For Pakistan, the Tianjin summit holds particular importance. Officials in Islamabad see the SCO as a platform to expand exports, attract investment, and integrate into emerging digital-economic corridors linked to the China-Pakistan Economic Corridor (CPEC). Proposals are being tabled to facilitate SMEs through cross-border e-commerce and SCO-wide digital trade initiatives. The meeting will also offer a rare face-to-face encounter between Prime Minister Shehbaz Sharif and Indian Prime Minister Narendra Modi.
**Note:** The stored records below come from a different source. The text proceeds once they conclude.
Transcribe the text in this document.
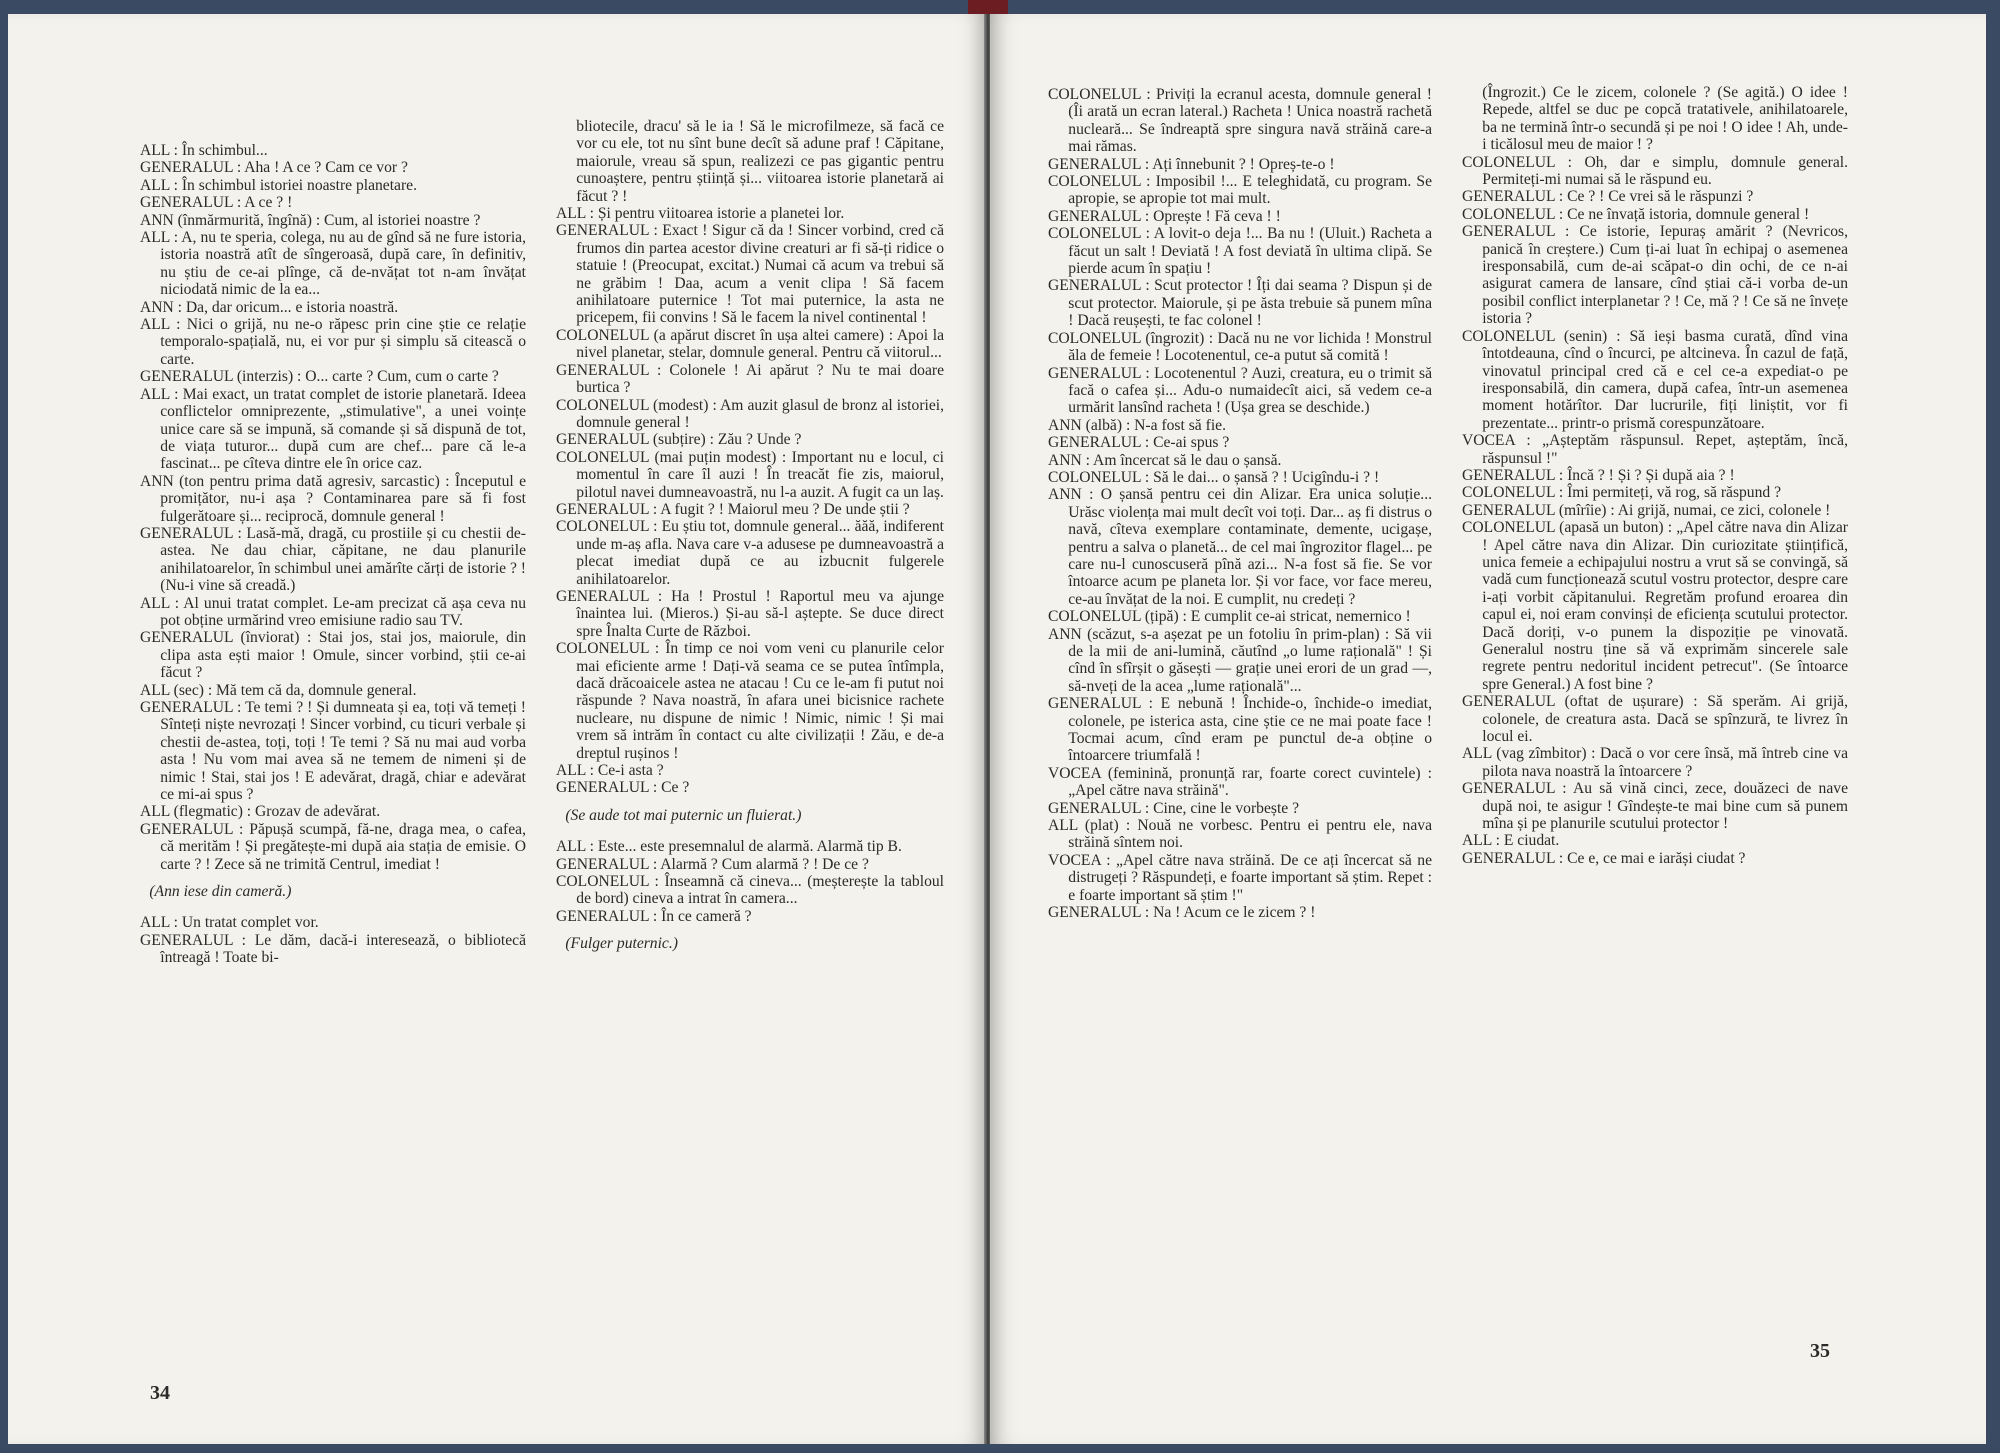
ALL : În schimbul...

GENERALUL : Aha ! A ce ? Cam ce vor ?

ALL : În schimbul istoriei noastre planetare.

GENERALUL : A ce ? !

ANN (înmărmurită, îngînă) : Cum, al istoriei noastre ?

ALL : A, nu te speria, colega, nu au de gînd să ne fure istoria, istoria noastră atît de sîngeroasă, după care, în definitiv, nu știu de ce-ai plînge, că de-nvățat tot n-am învățat niciodată nimic de la ea...

ANN : Da, dar oricum... e istoria noastră.

ALL : Nici o grijă, nu ne-o răpesc prin cine știe ce relație temporalo-spațială, nu, ei vor pur și simplu să citească o carte.

GENERALUL (interzis) : O... carte ? Cum, cum o carte ?

ALL : Mai exact, un tratat complet de istorie planetară. Ideea conflictelor omniprezente, „stimulative", a unei voințe unice care să se impună, să comande și să dispună de tot, de viața tuturor... după cum are chef... pare că le-a fascinat... pe cîteva dintre ele în orice caz.

ANN (ton pentru prima dată agresiv, sarcastic) : Începutul e promițător, nu-i așa ? Contaminarea pare să fi fost fulgerătoare și... reciprocă, domnule general !

GENERALUL : Lasă-mă, dragă, cu prostiile și cu chestii de-astea. Ne dau chiar, căpitane, ne dau planurile anihilatoarelor, în schimbul unei amărîte cărți de istorie ? ! (Nu-i vine să creadă.)

ALL : Al unui tratat complet. Le-am precizat că așa ceva nu pot obține urmărind vreo emisiune radio sau TV.

GENERALUL (înviorat) : Stai jos, stai jos, maiorule, din clipa asta ești maior ! Omule, sincer vorbind, știi ce-ai făcut ?

ALL (sec) : Mă tem că da, domnule general.

GENERALUL : Te temi ? ! Și dumneata și ea, toți vă temeți ! Sînteți niște nevrozați ! Sincer vorbind, cu ticuri verbale și chestii de-astea, toți, toți ! Te temi ? Să nu mai aud vorba asta ! Nu vom mai avea să ne temem de nimeni și de nimic ! Stai, stai jos ! E adevărat, dragă, chiar e adevărat ce mi-ai spus ?

ALL (flegmatic) : Grozav de adevărat.

GENERALUL : Păpușă scumpă, fă-ne, draga mea, o cafea, că merităm ! Și pregătește-mi după aia stația de emisie. O carte ? ! Zece să ne trimită Centrul, imediat !

(Ann iese din cameră.)

ALL : Un tratat complet vor.

GENERALUL : Le dăm, dacă-i interesează, o bibliotecă întreagă ! Toate bi-

bliotecile, dracu' să le ia ! Să le microfilmeze, să facă ce vor cu ele, tot nu sînt bune decît să adune praf ! Căpitane, maiorule, vreau să spun, realizezi ce pas gigantic pentru cunoaștere, pentru știință și... viitoarea istorie planetară ai făcut ? !

ALL : Și pentru viitoarea istorie a planetei lor.

GENERALUL : Exact ! Sigur că da ! Sincer vorbind, cred că frumos din partea acestor divine creaturi ar fi să-ți ridice o statuie ! (Preocupat, excitat.) Numai că acum va trebui să ne grăbim ! Daa, acum a venit clipa ! Să facem anihilatoare puternice ! Tot mai puternice, la asta ne pricepem, fii convins ! Să le facem la nivel continental !

COLONELUL (a apărut discret în ușa altei camere) : Apoi la nivel planetar, stelar, domnule general. Pentru că viitorul...

GENERALUL : Colonele ! Ai apărut ? Nu te mai doare burtica ?

COLONELUL (modest) : Am auzit glasul de bronz al istoriei, domnule general !

GENERALUL (subțire) : Zău ? Unde ?

COLONELUL (mai puțin modest) : Important nu e locul, ci momentul în care îl auzi ! În treacăt fie zis, maiorul, pilotul navei dumneavoastră, nu l-a auzit. A fugit ca un laș.

GENERALUL : A fugit ? ! Maiorul meu ? De unde știi ?

COLONELUL : Eu știu tot, domnule general... ăăă, indiferent unde m-aș afla. Nava care v-a adusese pe dumneavoastră a plecat imediat după ce au izbucnit fulgerele anihilatoarelor.

GENERALUL : Ha ! Prostul ! Raportul meu va ajunge înaintea lui. (Mieros.) Și-au să-l aștepte. Se duce direct spre Înalta Curte de Război.

COLONELUL : În timp ce noi vom veni cu planurile celor mai eficiente arme ! Dați-vă seama ce se putea întîmpla, dacă drăcoaicele astea ne atacau ! Cu ce le-am fi putut noi răspunde ? Nava noastră, în afara unei bicisnice rachete nucleare, nu dispune de nimic ! Nimic, nimic ! Și mai vrem să intrăm în contact cu alte civilizații ! Zău, e de-a dreptul rușinos !

ALL : Ce-i asta ?

GENERALUL : Ce ?

(Se aude tot mai puternic un fluierat.)

ALL : Este... este presemnalul de alarmă. Alarmă tip B.

GENERALUL : Alarmă ? Cum alarmă ? ! De ce ?

COLONELUL : Înseamnă că cineva... (meșterește la tabloul de bord) cineva a intrat în camera...

GENERALUL : În ce cameră ?

(Fulger puternic.)

34

COLONELUL : Priviți la ecranul acesta, domnule general ! (Îi arată un ecran lateral.) Racheta ! Unica noastră rachetă nucleară... Se îndreaptă spre singura navă străină care-a mai rămas.

GENERALUL : Ați înnebunit ? ! Opreș-te-o !

COLONELUL : Imposibil !... E teleghidată, cu program. Se apropie, se apropie tot mai mult.

GENERALUL : Oprește ! Fă ceva ! !

COLONELUL : A lovit-o deja !... Ba nu ! (Uluit.) Racheta a făcut un salt ! Deviată ! A fost deviată în ultima clipă. Se pierde acum în spațiu !

GENERALUL : Scut protector ! Îți dai seama ? Dispun și de scut protector. Maiorule, și pe ăsta trebuie să punem mîna ! Dacă reușești, te fac colonel !

COLONELUL (îngrozit) : Dacă nu ne vor lichida ! Monstrul ăla de femeie ! Locotenentul, ce-a putut să comită !

GENERALUL : Locotenentul ? Auzi, creatura, eu o trimit să facă o cafea și... Adu-o numaidecît aici, să vedem ce-a urmărit lansînd racheta ! (Ușa grea se deschide.)

ANN (albă) : N-a fost să fie.

GENERALUL : Ce-ai spus ?

ANN : Am încercat să le dau o șansă.

COLONELUL : Să le dai... o șansă ? ! Ucigîndu-i ? !

ANN : O șansă pentru cei din Alizar. Era unica soluție... Urăsc violența mai mult decît voi toți. Dar... aș fi distrus o navă, cîteva exemplare contaminate, demente, ucigașe, pentru a salva o planetă... de cel mai îngrozitor flagel... pe care nu-l cunoscuseră pînă azi... N-a fost să fie. Se vor întoarce acum pe planeta lor. Și vor face, vor face mereu, ce-au învățat de la noi. E cumplit, nu credeți ?

COLONELUL (țipă) : E cumplit ce-ai stricat, nemernico !

ANN (scăzut, s-a așezat pe un fotoliu în prim-plan) : Să vii de la mii de ani-lumină, căutînd „o lume rațională" ! Și cînd în sfîrșit o găsești — grație unei erori de un grad —, să-nveți de la acea „lume rațională"...

GENERALUL : E nebună ! Închide-o, închide-o imediat, colonele, pe isterica asta, cine știe ce ne mai poate face ! Tocmai acum, cînd eram pe punctul de-a obține o întoarcere triumfală !

VOCEA (feminină, pronunță rar, foarte corect cuvintele) : „Apel către nava străină".

GENERALUL : Cine, cine le vorbește ?

ALL (plat) : Nouă ne vorbesc. Pentru ei pentru ele, nava străină sîntem noi.

VOCEA : „Apel către nava străină. De ce ați încercat să ne distrugeți ? Răspundeți, e foarte important să știm. Repet : e foarte important să știm !"

GENERALUL : Na ! Acum ce le zicem ? !

(Îngrozit.) Ce le zicem, colonele ? (Se agită.) O idee ! Repede, altfel se duc pe copcă tratativele, anihilatoarele, ba ne termină într-o secundă și pe noi ! O idee ! Ah, unde-i ticălosul meu de maior ! ?

COLONELUL : Oh, dar e simplu, domnule general. Permiteți-mi numai să le răspund eu.

GENERALUL : Ce ? ! Ce vrei să le răspunzi ?

COLONELUL : Ce ne învață istoria, domnule general !

GENERALUL : Ce istorie, Iepuraș amărit ? (Nevricos, panică în creștere.) Cum ți-ai luat în echipaj o asemenea iresponsabilă, cum de-ai scăpat-o din ochi, de ce n-ai asigurat camera de lansare, cînd știai că-i vorba de-un posibil conflict interplanetar ? ! Ce, mă ? ! Ce să ne învețe istoria ?

COLONELUL (senin) : Să ieși basma curată, dînd vina întotdeauna, cînd o încurci, pe altcineva. În cazul de față, vinovatul principal cred că e cel ce-a expediat-o pe iresponsabilă, din camera, după cafea, într-un asemenea moment hotărîtor. Dar lucrurile, fiți liniștit, vor fi prezentate... printr-o prismă corespunzătoare.

VOCEA : „Așteptăm răspunsul. Repet, așteptăm, încă, răspunsul !"

GENERALUL : Încă ? ! Și ? Și după aia ? !

COLONELUL : Îmi permiteți, vă rog, să răspund ?

GENERALUL (mîrîie) : Ai grijă, numai, ce zici, colonele !

COLONELUL (apasă un buton) : „Apel către nava din Alizar ! Apel către nava din Alizar. Din curiozitate științifică, unica femeie a echipajului nostru a vrut să se convingă, să vadă cum funcționează scutul vostru protector, despre care i-ați vorbit căpitanului. Regretăm profund eroarea din capul ei, noi eram convinși de eficiența scutului protector. Dacă doriți, v-o punem la dispoziție pe vinovată. Generalul nostru ține să vă exprimăm sincerele sale regrete pentru nedoritul incident petrecut". (Se întoarce spre General.) A fost bine ?

GENERALUL (oftat de ușurare) : Să sperăm. Ai grijă, colonele, de creatura asta. Dacă se spînzură, te livrez în locul ei.

ALL (vag zîmbitor) : Dacă o vor cere însă, mă întreb cine va pilota nava noastră la întoarcere ?

GENERALUL : Au să vină cinci, zece, douăzeci de nave după noi, te asigur ! Gîndește-te mai bine cum să punem mîna și pe planurile scutului protector !

ALL : E ciudat.

GENERALUL : Ce e, ce mai e iarăși ciudat ?

35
Digital integration and green cooperation
China is pushing regional digital integration, offering expertise in AI, blockchain, cybersecurity, and data governance. For Pakistan — with its youthful workforce and growing IT sector — SCO-led capacity-building and technology transfers could accelerate its “Digital Pakistan” vision.
Climate resilience will be another headline theme. Central and South Asia are highly vulnerable to rising temperatures, water scarcity, and extreme weather. China has showcased low-carbon development models, including renewable grids, smart cities, and green-finance tools. Proposals under discussion include climate-resilient agriculture, disaster preparedness, and carbon-footprint reduction.
Biodiversity cooperation is also emerging as a priority. Beijing is expected to expand the “SCO Biodiversity Cooperation Initiative” to conserve cross-border ecosystems and protect endangered species. For Pakistan, which faces rapid biodiversity loss from deforestation and urbanisation, participation in such efforts could bring much-needed technical and financial support.
Security at the core
Yet despite this widening agenda, security remains the SCO’s central pillar. With instability in Afghanistan, militancy in Central Asia, and new threats in cyberspace, RATS will brief leaders on updated frameworks for intelligence-sharing, tackling terror financing, and curbing cross-border militancy.
For Pakistan, the SCO’s collective security mechanisms offer a vital arena for coordination with China, Russia, and other partners. Diplomats say Islamabad will use the summit to push for eased trade and transit, expanded counterterrorism cooperation, greater access to digital innovation hubs, and inclusion in climate and biodiversity initiatives.
Charting a shared Future
According to Pakistan’s Foreign Office, the country’s active engagement in the SCO aligns with its wider strategy of regional integration and economic diplomacy. Chinese officials have framed the summit’s broader aim as building a “community of shared future.”
At a time when global institutions appear increasingly strained, Tianjin offers the SCO an opportunity to present a roadmap for resilience — one rooted not in confrontation but in cooperation.